Ladies and gentlemen, we interrupt our normally planned schedule to bring you The Bake Off *queue Rocky theme music*. In the red corner we have your noble writer Sulandra; a plucky newcomer, unfamiliar with the territory but with plenty of promise, she will be defending herself with that traditional weapon of choice; the mighty cupcake. In the blue corner we have Rush, seasoned defender who knows this territory well and comes with a fearsome reputation in this battlefield. He will be defending himself with ... "oh wait ... I forgot ... my oven hasn't worked in two months... I couldn't bring anything". Wait, did he just ... *screech as the Rocky theme music is unceremoniously brought to a halt* ... yes I think he did, he whimped out.

*ahem* Yes, well that's enough of that. I somehow got myself involved in a bake off at work (somehow, in this case can be loosely translated to; I stupidly challenged him because I am an idiot). I decided I wanted to do a cupcake quartet, an idea which swiftly went out the window when I couldn't find buttermilk in my local tesco for the red velvet cupcakes. So the quartet became a trio and, stretching the music analogy just a tad, the melody was sweet. I did a remake of my ferrero rocher cupcakes, carrot cupcakes with a maple syrup cream icing and lemon meringue pie cupcakes. My personal favourite were the carrot cupcakes which were surprisingly moist and light, the icing worked but I would like to test other flavours of icing as I felt that mix of flavours could have worked better. The lemon meringue pie cupcakes seemed to be the favourite amongst those at the office, they did look rather impressive and I found that the cupcakes themselves were surprisingly fragrant. Most disappointing for me was the lack of feedback on the ferrero rocher cupcakes, Ax was unable to taste the new icing before I used it and the only feedback I received from those at the office was along the lines of "yes, they're very nice". Which is always nice to hear but entirely unhelpful when its a new recipe that one is unable to taste. I never thought a cupcake would make me miss my Newcastle boys quite so much. With quality of feedback as low as that, I suspect I may have to find a new testing ground for my recipes.

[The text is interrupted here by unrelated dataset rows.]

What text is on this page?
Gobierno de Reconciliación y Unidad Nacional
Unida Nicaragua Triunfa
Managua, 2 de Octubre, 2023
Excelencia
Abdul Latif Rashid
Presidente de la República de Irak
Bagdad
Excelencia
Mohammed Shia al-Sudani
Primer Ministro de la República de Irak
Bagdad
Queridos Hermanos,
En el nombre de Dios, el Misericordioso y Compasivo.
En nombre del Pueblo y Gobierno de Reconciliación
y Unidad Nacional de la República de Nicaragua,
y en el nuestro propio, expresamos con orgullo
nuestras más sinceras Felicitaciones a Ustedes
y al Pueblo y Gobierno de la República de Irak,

*a word on the photographs - the quality is surprisingly poor, even for me, as I forgot to photograph the one's I took to the office and was left only with the rejects which had a face only a mother could love. Please don't judge their prettier brothers and sisters by their unfortunate disfigurements.*

Lemon Meringue Pie Cupcakes (taken from here)

Ingredients
For the lemon curd
  • 70ml (1/3 cup) fresh lemon juice
  • 3 large eggs
  • 1 large egg yolk
  • 95g (1/2 cup) granulated sugar
  • 115g unsalted butter, cut into chunks
  • 1 teaspoon fresh grated lemon zest

For the cupcake batter

  • 200g (2 cups) Plain Flour
  • 2 1/2 teaspoons baking powder
  • 3/4 tsp salt
  • 1 tablespoon fresh grated lemon zest (this worked out to be almost a whole lemon)
  • 200g (1 cup) granulated sugar
  • 85g (6 tablespoons) unsalted butter, softened
  • 1 large egg
  • 1 teaspoon vanilla
  • 240ml (1 cup) milk

For the meringue

  • 3 large egg whites
  • 1/2 teaspoon cream of tartar
  • 95g (1/2 cup) granulated sugar

Directions

To make the lemon curd

In a heat-proof bowl, whisk lemon juice, eggs, egg yolk and sugar until smooth. Add butter and place bowl over a pot of simmering water. Whisking gently, cook mixture until it thickens and leaves a ribbon when whisk is lifted - this can take anywhere from 8 to 20 minutes depending on how high the heat is set and how cold the ingredients were. Remove from heat and push through a fine mesh strainer. Fold in lemon zest, cover with plastic wrap and thoroughly chill before using.

To make the cupcakes

Preheat oven to 190°C. In a medium bowl, whisk together flours, baking powder and salt. In a separate bowl, rub together the lemon zest and sugar with your fingers until the zest is evenly distributed and the sugar takes on a light yellow hue. Add butter and cream together until light and fluffy. Beat in the egg and vanilla until combined. Add dry ingredients to butter mixture alternately with the milk - beginning and ending with the dry ingredients. Evenly divide batter between 24 paper-lined muffin cups - they should be roughly half full.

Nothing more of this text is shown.